Rebecca, who was also the first in her family to graduate from university, believes that women in the construction industry are still under-represented and hopes to encourage others to follow in her footsteps.
“The most interesting aspect of the course was being the only female in my year to be studying Construction Management,” she said.
“This shows that it is still unusual to see female students entering the construction industry, however, hopefully I will go on to prove that females can succeed in this field and that maybe more could be done to encourage females to enter these courses in future.”
Rebecca had always wanted to pursue her interest in design and construction and decided to take a break after leaving high school before applying to her course.
“Having attained the entry grades in 5th year, I decided I was too young to start university so left school and deferred it for a year.

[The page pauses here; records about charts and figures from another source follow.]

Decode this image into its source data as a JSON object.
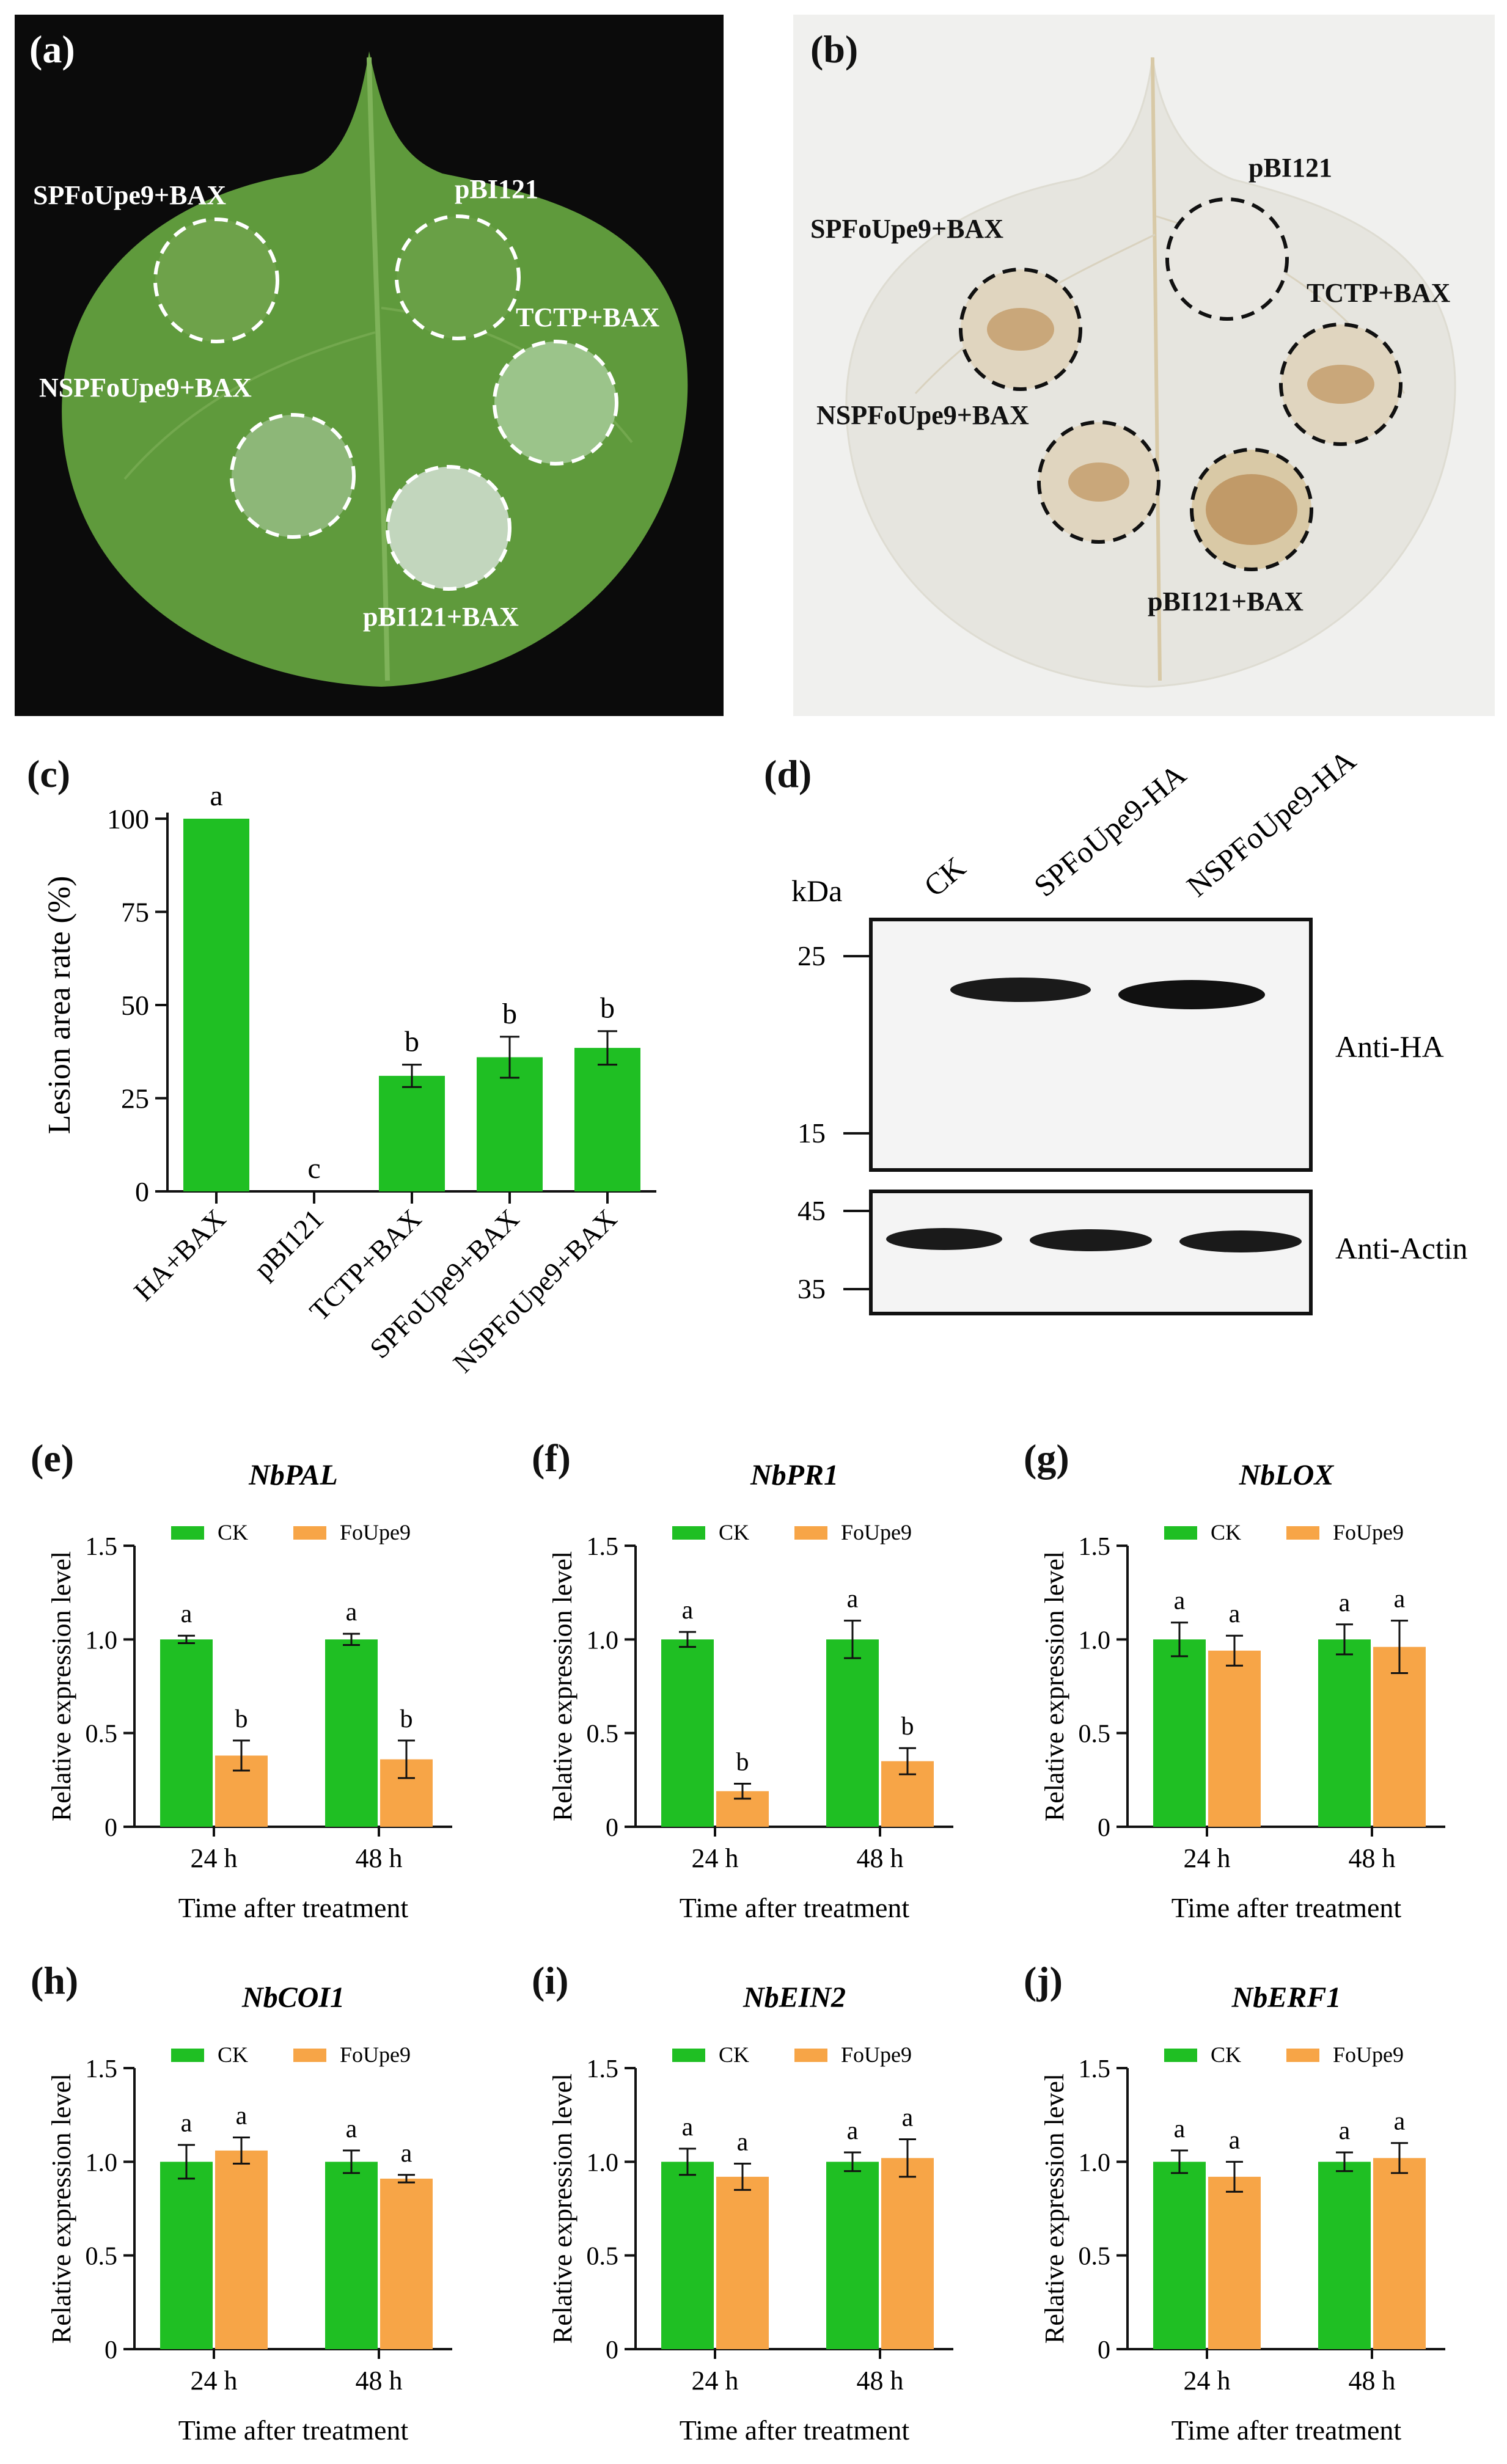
{
  "panels": {
    "a": {
      "label": "(a)",
      "spots": [
        "SPFoUpe9+BAX",
        "pBI121",
        "TCTP+BAX",
        "NSPFoUpe9+BAX",
        "pBI121+BAX"
      ],
      "colors": {
        "background": "#0b0b0b",
        "leaf": "#5f9a3c",
        "leaf_dark": "#4a7f2e",
        "circle": "#ffffff"
      }
    },
    "b": {
      "label": "(b)",
      "spots": [
        "pBI121",
        "SPFoUpe9+BAX",
        "TCTP+BAX",
        "NSPFoUpe9+BAX",
        "pBI121+BAX"
      ],
      "colors": {
        "background": "#f0f0ee",
        "leaf": "#e6e5df",
        "lesion": "#c9a77a",
        "circle": "#111111"
      }
    },
    "c": {
      "label": "(c)"
    },
    "d": {
      "label": "(d)",
      "kda_label": "kDa",
      "lanes": [
        "CK",
        "SPFoUpe9-HA",
        "NSPFoUpe9-HA"
      ],
      "top_blot": {
        "label": "Anti-HA",
        "markers": [
          "25",
          "15"
        ]
      },
      "bottom_blot": {
        "label": "Anti-Actin",
        "markers": [
          "45",
          "35"
        ]
      }
    },
    "e": {
      "label": "(e)"
    },
    "f": {
      "label": "(f)"
    },
    "g": {
      "label": "(g)"
    },
    "h": {
      "label": "(h)"
    },
    "i": {
      "label": "(i)"
    },
    "j": {
      "label": "(j)"
    }
  },
  "colors": {
    "green": "#1fbf23",
    "orange": "#f7a547"
  },
  "chart_data": [
    {
      "id": "c",
      "type": "bar",
      "ylabel": "Lesion area rate (%)",
      "categories": [
        "HA+BAX",
        "pBI121",
        "TCTP+BAX",
        "SPFoUpe9+BAX",
        "NSPFoUpe9+BAX"
      ],
      "values": [
        100,
        0,
        31,
        36,
        38.5
      ],
      "errors": [
        0,
        0,
        3,
        5.5,
        4.5
      ],
      "letters": [
        "a",
        "c",
        "b",
        "b",
        "b"
      ],
      "ylim": [
        0,
        100
      ],
      "yticks": [
        "0",
        "25",
        "50",
        "75",
        "100"
      ]
    },
    {
      "id": "e",
      "type": "bar",
      "title": "NbPAL",
      "xlabel": "Time after treatment",
      "ylabel": "Relative expression level",
      "categories": [
        "24 h",
        "48 h"
      ],
      "ylim": [
        0,
        1.5
      ],
      "yticks": [
        "0",
        "0.5",
        "1.0",
        "1.5"
      ],
      "series": [
        {
          "name": "CK",
          "values": [
            1.0,
            1.0
          ],
          "errors": [
            0.02,
            0.03
          ],
          "letters": [
            "a",
            "a"
          ]
        },
        {
          "name": "FoUpe9",
          "values": [
            0.38,
            0.36
          ],
          "errors": [
            0.08,
            0.1
          ],
          "letters": [
            "b",
            "b"
          ]
        }
      ]
    },
    {
      "id": "f",
      "type": "bar",
      "title": "NbPR1",
      "xlabel": "Time after treatment",
      "ylabel": "Relative expression level",
      "categories": [
        "24 h",
        "48 h"
      ],
      "ylim": [
        0,
        1.5
      ],
      "yticks": [
        "0",
        "0.5",
        "1.0",
        "1.5"
      ],
      "series": [
        {
          "name": "CK",
          "values": [
            1.0,
            1.0
          ],
          "errors": [
            0.04,
            0.1
          ],
          "letters": [
            "a",
            "a"
          ]
        },
        {
          "name": "FoUpe9",
          "values": [
            0.19,
            0.35
          ],
          "errors": [
            0.04,
            0.07
          ],
          "letters": [
            "b",
            "b"
          ]
        }
      ]
    },
    {
      "id": "g",
      "type": "bar",
      "title": "NbLOX",
      "xlabel": "Time after treatment",
      "ylabel": "Relative expression level",
      "categories": [
        "24 h",
        "48 h"
      ],
      "ylim": [
        0,
        1.5
      ],
      "yticks": [
        "0",
        "0.5",
        "1.0",
        "1.5"
      ],
      "series": [
        {
          "name": "CK",
          "values": [
            1.0,
            1.0
          ],
          "errors": [
            0.09,
            0.08
          ],
          "letters": [
            "a",
            "a"
          ]
        },
        {
          "name": "FoUpe9",
          "values": [
            0.94,
            0.96
          ],
          "errors": [
            0.08,
            0.14
          ],
          "letters": [
            "a",
            "a"
          ]
        }
      ]
    },
    {
      "id": "h",
      "type": "bar",
      "title": "NbCOI1",
      "xlabel": "Time after treatment",
      "ylabel": "Relative expression level",
      "categories": [
        "24 h",
        "48 h"
      ],
      "ylim": [
        0,
        1.5
      ],
      "yticks": [
        "0",
        "0.5",
        "1.0",
        "1.5"
      ],
      "series": [
        {
          "name": "CK",
          "values": [
            1.0,
            1.0
          ],
          "errors": [
            0.09,
            0.06
          ],
          "letters": [
            "a",
            "a"
          ]
        },
        {
          "name": "FoUpe9",
          "values": [
            1.06,
            0.91
          ],
          "errors": [
            0.07,
            0.02
          ],
          "letters": [
            "a",
            "a"
          ]
        }
      ]
    },
    {
      "id": "i",
      "type": "bar",
      "title": "NbEIN2",
      "xlabel": "Time after treatment",
      "ylabel": "Relative expression level",
      "categories": [
        "24 h",
        "48 h"
      ],
      "ylim": [
        0,
        1.5
      ],
      "yticks": [
        "0",
        "0.5",
        "1.0",
        "1.5"
      ],
      "series": [
        {
          "name": "CK",
          "values": [
            1.0,
            1.0
          ],
          "errors": [
            0.07,
            0.05
          ],
          "letters": [
            "a",
            "a"
          ]
        },
        {
          "name": "FoUpe9",
          "values": [
            0.92,
            1.02
          ],
          "errors": [
            0.07,
            0.1
          ],
          "letters": [
            "a",
            "a"
          ]
        }
      ]
    },
    {
      "id": "j",
      "type": "bar",
      "title": "NbERF1",
      "xlabel": "Time after treatment",
      "ylabel": "Relative expression level",
      "categories": [
        "24 h",
        "48 h"
      ],
      "ylim": [
        0,
        1.5
      ],
      "yticks": [
        "0",
        "0.5",
        "1.0",
        "1.5"
      ],
      "series": [
        {
          "name": "CK",
          "values": [
            1.0,
            1.0
          ],
          "errors": [
            0.06,
            0.05
          ],
          "letters": [
            "a",
            "a"
          ]
        },
        {
          "name": "FoUpe9",
          "values": [
            0.92,
            1.02
          ],
          "errors": [
            0.08,
            0.08
          ],
          "letters": [
            "a",
            "a"
          ]
        }
      ]
    }
  ]
}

“During that year I got a full time job to build up some savings and develop my confidence. I then applied the following year and was accepted with an unconditional offer to study Architectural Technology (AT).”

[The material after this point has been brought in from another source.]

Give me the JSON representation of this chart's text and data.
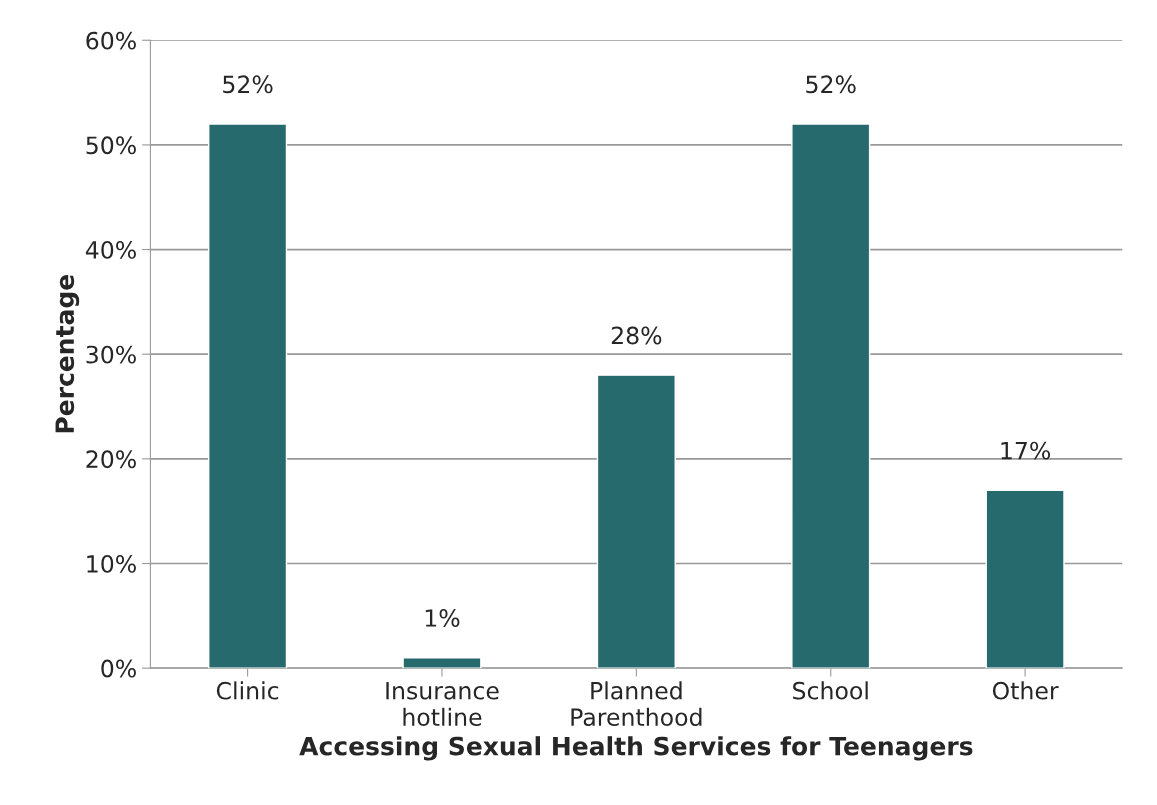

With her ongoing passion for architecture and design, Rebecca then confirmed her decision by attending the RGU open days, where she was given a great insight into what the courses would offer.
It was during her first year studying AT that she decided she wanted to pursue a slightly different pathway.
“After learning the inner workings of construction projects through my initial year on the AT course, I was drawn towards construction management and decided to change my course of studies in second year.”
The change in course was made easy at RGU’s Scott Sutherland School of Architecture and Built Environment and, as with many courses at the university, the Construction Management course saw her involved in work-based learning, site visits and live projects with real clients.
“The highlights of the course were some alternative methods of teaching where you are required to be outside working with actual construction surveying equipment, which is great experience.
“Other highlights include the many site visit opportunities, chances to attend business conferences, lectures from industry professionals and also lunch and learn activities. Fourth year also had an elective module where I chose to study an introduction into the energy industry which included a visit to a drilling rig.
“I feel as though university has provided me with the skills and capabilities to thrive and continue to learn and adapt into any work environment. The time and effort that I put into my coursework has made me appreciate the level that will be required when entering the workplace.”